Information received from the senses
● sight - colour, reflectivity
● taste - sour, sweet, salty, bitter
● hearing - pith, frequency, acoustics, absorption
● smell - odour, fragrance
● touch - texture
Aesthetic appeal can be an important part of a decision to purchase goods so designers often
manipulate these characteristics in order to appeal to the tastes of the market segment, which
can depend on social and cultural backgrounds. Manipulating these factors can help with
product differentiation.
Smart materials
Smart materials have properties that react to changes in their environment. This means that one
of their properties can be changed by an external condition, such as temperature, light, pressure
or electricity. This change is reversible and can be repeated many times.
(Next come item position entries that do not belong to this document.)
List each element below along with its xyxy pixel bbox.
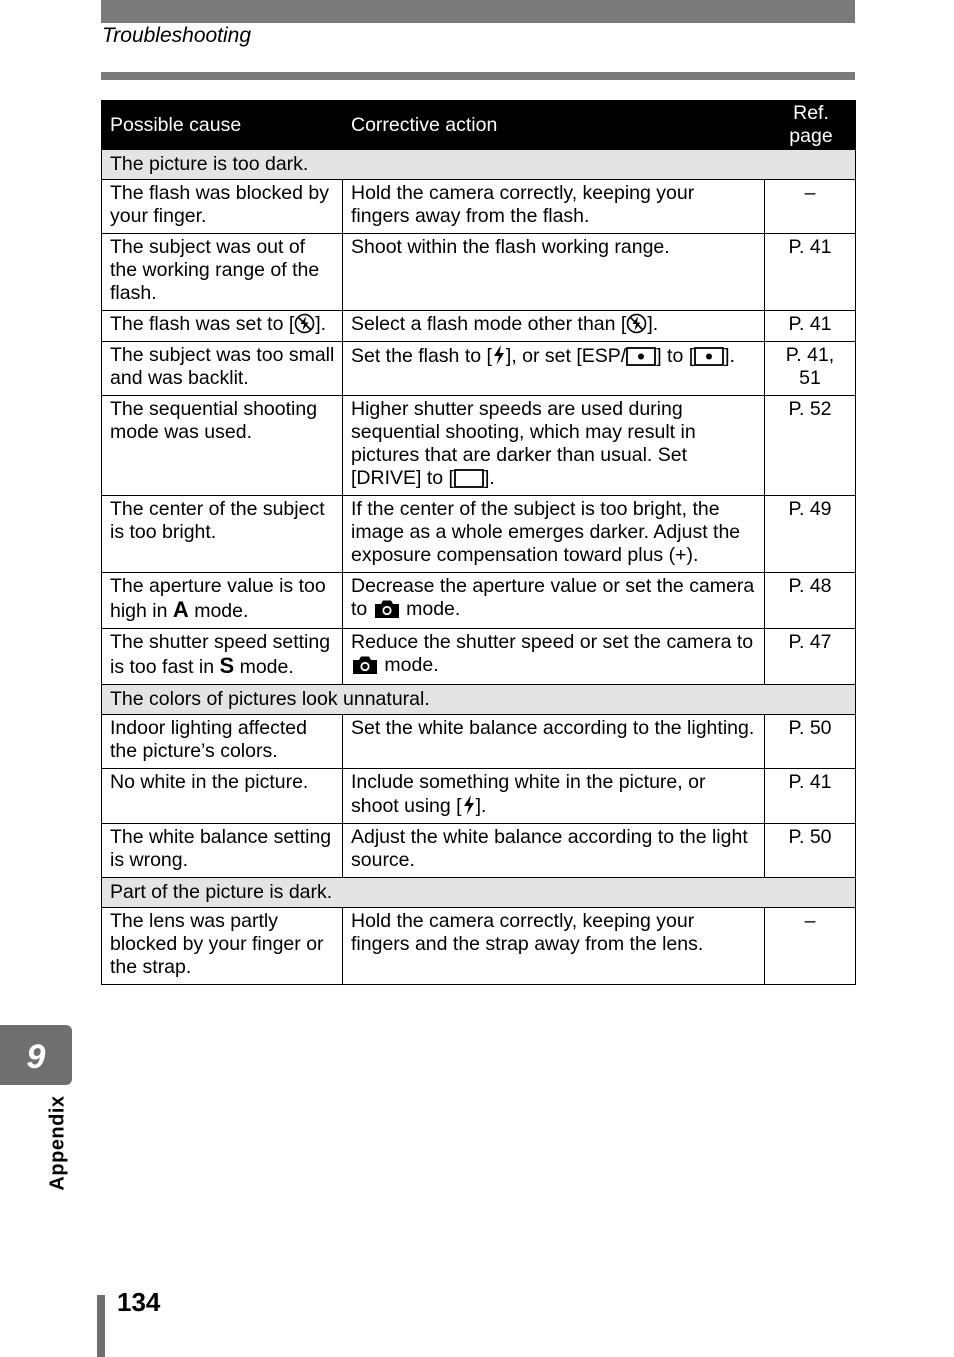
table-row	[102, 342, 856, 396]
action-text: Include something white in the picture, or shoot using [	[351, 771, 706, 817]
action-text: Set the flash to [	[351, 345, 492, 367]
action-text: Reduce the shutter speed or set the camera to	[351, 631, 754, 653]
table-row	[102, 824, 856, 878]
ref-cell: P. 41	[765, 769, 856, 824]
ref-cell: P. 41	[765, 234, 856, 311]
action-cell: If the center of the subject is too bright, the image as a whole emerges darker. Adjust the exposure compensation toward plus (+).	[343, 496, 765, 573]
action-cell: Set the white balance according to the lighting.	[343, 715, 765, 769]
cause-cell	[102, 573, 343, 629]
action-text: ].	[483, 467, 495, 489]
group-title: Part of the picture is dark.	[102, 878, 856, 908]
table-row	[102, 908, 856, 985]
aperture-mode-glyph: A	[172, 597, 189, 622]
table-row	[102, 496, 856, 573]
table-row	[102, 769, 856, 824]
cause-text: The flash was set to [	[110, 313, 295, 335]
ref-cell: P. 47	[765, 629, 856, 685]
troubleshooting-table	[101, 100, 856, 985]
cause-cell: Indoor lighting affected the picture’s colors.	[102, 715, 343, 769]
cause-text: mode.	[234, 656, 294, 678]
action-text: Decrease the aperture value or set the camera to	[351, 575, 755, 620]
ref-cell: P. 50	[765, 824, 856, 878]
table-row	[102, 311, 856, 342]
table-header-row	[102, 101, 856, 150]
action-cell: Hold the camera correctly, keeping your fingers and the strap away from the lens.	[343, 908, 765, 985]
cause-cell: The center of the subject is too bright.	[102, 496, 343, 573]
single-frame-icon	[454, 469, 484, 488]
cause-text: mode.	[188, 600, 249, 622]
cause-cell: The white balance setting is wrong.	[102, 824, 343, 878]
action-cell	[343, 573, 765, 629]
cause-text: The aperture value is too high in	[110, 575, 326, 622]
ref-cell: P. 48	[765, 573, 856, 629]
spot-metering-icon	[694, 347, 724, 366]
cause-cell: The subject was out of the working range of the flash.	[102, 234, 343, 311]
ref-cell: P. 50	[765, 715, 856, 769]
shutter-mode-glyph: S	[219, 653, 235, 678]
flash-off-icon	[294, 313, 315, 334]
flash-fill-icon	[462, 794, 476, 816]
cause-cell: The subject was too small and was backlit.	[102, 342, 343, 396]
group-row	[102, 150, 856, 180]
header-ref-line2: page	[789, 125, 833, 147]
action-text: ].	[475, 795, 487, 817]
table-row	[102, 715, 856, 769]
header-ref-page	[765, 101, 856, 150]
ref-cell: –	[765, 180, 856, 234]
action-cell	[343, 769, 765, 824]
action-cell: Hold the camera correctly, keeping your fingers away from the flash.	[343, 180, 765, 234]
cause-cell: No white in the picture.	[102, 769, 343, 824]
chapter-number: 9	[26, 1038, 46, 1076]
action-cell	[343, 629, 765, 685]
section-title: Troubleshooting	[102, 24, 252, 47]
cause-cell	[102, 311, 343, 342]
group-title: The picture is too dark.	[102, 150, 856, 180]
action-cell	[343, 396, 765, 496]
cause-cell: The flash was blocked by your finger.	[102, 180, 343, 234]
header-ref-line1: Ref.	[793, 102, 829, 124]
chapter-tab	[0, 1025, 72, 1085]
action-cell	[343, 311, 765, 342]
header-corrective-action: Corrective action	[343, 101, 765, 150]
cause-cell: The sequential shooting mode was used.	[102, 396, 343, 496]
flash-off-icon	[626, 313, 647, 334]
page-number: 134	[117, 1287, 161, 1317]
table-row	[102, 573, 856, 629]
header-bar	[101, 0, 855, 23]
cause-cell	[102, 629, 343, 685]
group-title: The colors of pictures look unnatural.	[102, 685, 856, 715]
group-row	[102, 878, 856, 908]
action-text: Select a flash mode other than [	[351, 313, 627, 335]
cause-text: ].	[315, 313, 327, 335]
action-text: ].	[724, 345, 735, 367]
action-text: ] to [	[656, 345, 695, 367]
action-cell: Shoot within the flash working range.	[343, 234, 765, 311]
camera-icon	[351, 655, 379, 675]
header-rule	[101, 72, 855, 80]
header-possible-cause: Possible cause	[102, 101, 343, 150]
action-text: ].	[647, 313, 659, 335]
action-text: ], or set [ESP/	[505, 345, 627, 367]
camera-icon	[373, 599, 401, 619]
flash-fill-icon	[492, 344, 506, 366]
ref-cell: –	[765, 908, 856, 985]
cause-cell: The lens was partly blocked by your finger or the strap.	[102, 908, 343, 985]
action-cell: Adjust the white balance according to the light source.	[343, 824, 765, 878]
ref-cell: P. 49	[765, 496, 856, 573]
action-text: mode.	[400, 598, 461, 620]
ref-line: 51	[799, 367, 821, 389]
group-row	[102, 685, 856, 715]
action-cell	[343, 342, 765, 396]
chapter-label: Appendix	[46, 1095, 69, 1191]
cause-text: The shutter speed setting is too fast in	[110, 631, 331, 678]
table-row	[102, 180, 856, 234]
spot-metering-icon	[626, 347, 656, 366]
table-row	[102, 629, 856, 685]
table-row	[102, 234, 856, 311]
ref-cell: P. 52	[765, 396, 856, 496]
action-text: mode.	[379, 654, 439, 676]
page-number-bar	[97, 1295, 105, 1357]
ref-cell: P. 41	[765, 311, 856, 342]
action-text: Higher shutter speeds are used during sequential shooting, which may result in pictures that are darker than usual. Set [DRIVE] to [	[351, 398, 696, 489]
ref-cell	[765, 342, 856, 396]
ref-line: P. 41,	[785, 344, 835, 366]
table-row	[102, 396, 856, 496]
There are a wide range of different smart materials. Each offer different properties that can be
changed.
[http://www.bbc.co.uk/schools/gcsebitesize/design/electronics/materialsrev5.shtml]
Photochromism
Photochromicity refers to a material that can described as having a reversible change of colour
when exposed to light. One of the most popular applications is for colour-changing sunglass
lenses, which can darken as the sun brightens. A chemical either on the surface of the lens or
embedded within the glass reacts to ultraviolet light, which causes it to change form and
therefore its light
absorption
spectra.
Photochromic
lenses have
millions of
molecules of
substances such
as silver chloride
or silver halide embedded in them. The molecules are transparent to visible light in the absence
of UV light, which is normal for artificial lighting. But when exposed to UV rays, as in direct
sunlight, the molecules undergo a chemical process that causes them to change shape.
[http://science.howstuffworks.com/innovation/science-questions/question412.htm]
Electro-rheostatic (ER) and magneto-rheostatic (MR)
Electro-rheostatic (ER) and magneto-rheostatic (MR) materials are fluids that can undergo
dramatic changes in their viscosity. They can change from a thick fluid to a solid in a fraction of
a second when exposed to a magnetic (for MR materials) or electric (for ER materials) field, and
the effect is reversed when the field is removed. MR fluids are being developed for use in car
shock absorbers, damping washing machine vibration, prosthetic limbs, exercise equipment and
surface polishing of machine parts. ER fluids have mainly been developed for use in clutches
and valves, as well as engine mounts designed to reduce noise and vibration in vehicles.
Thermoelectricity
Thermoelectricity is, at its simplest, electricity produced directly from heat. It involves the joining
of two dissimilar conductors that, when heated, produce a direct current. Thermoelectric circuits
have been used in remote areas and space probes to power radio transmitters and receivers.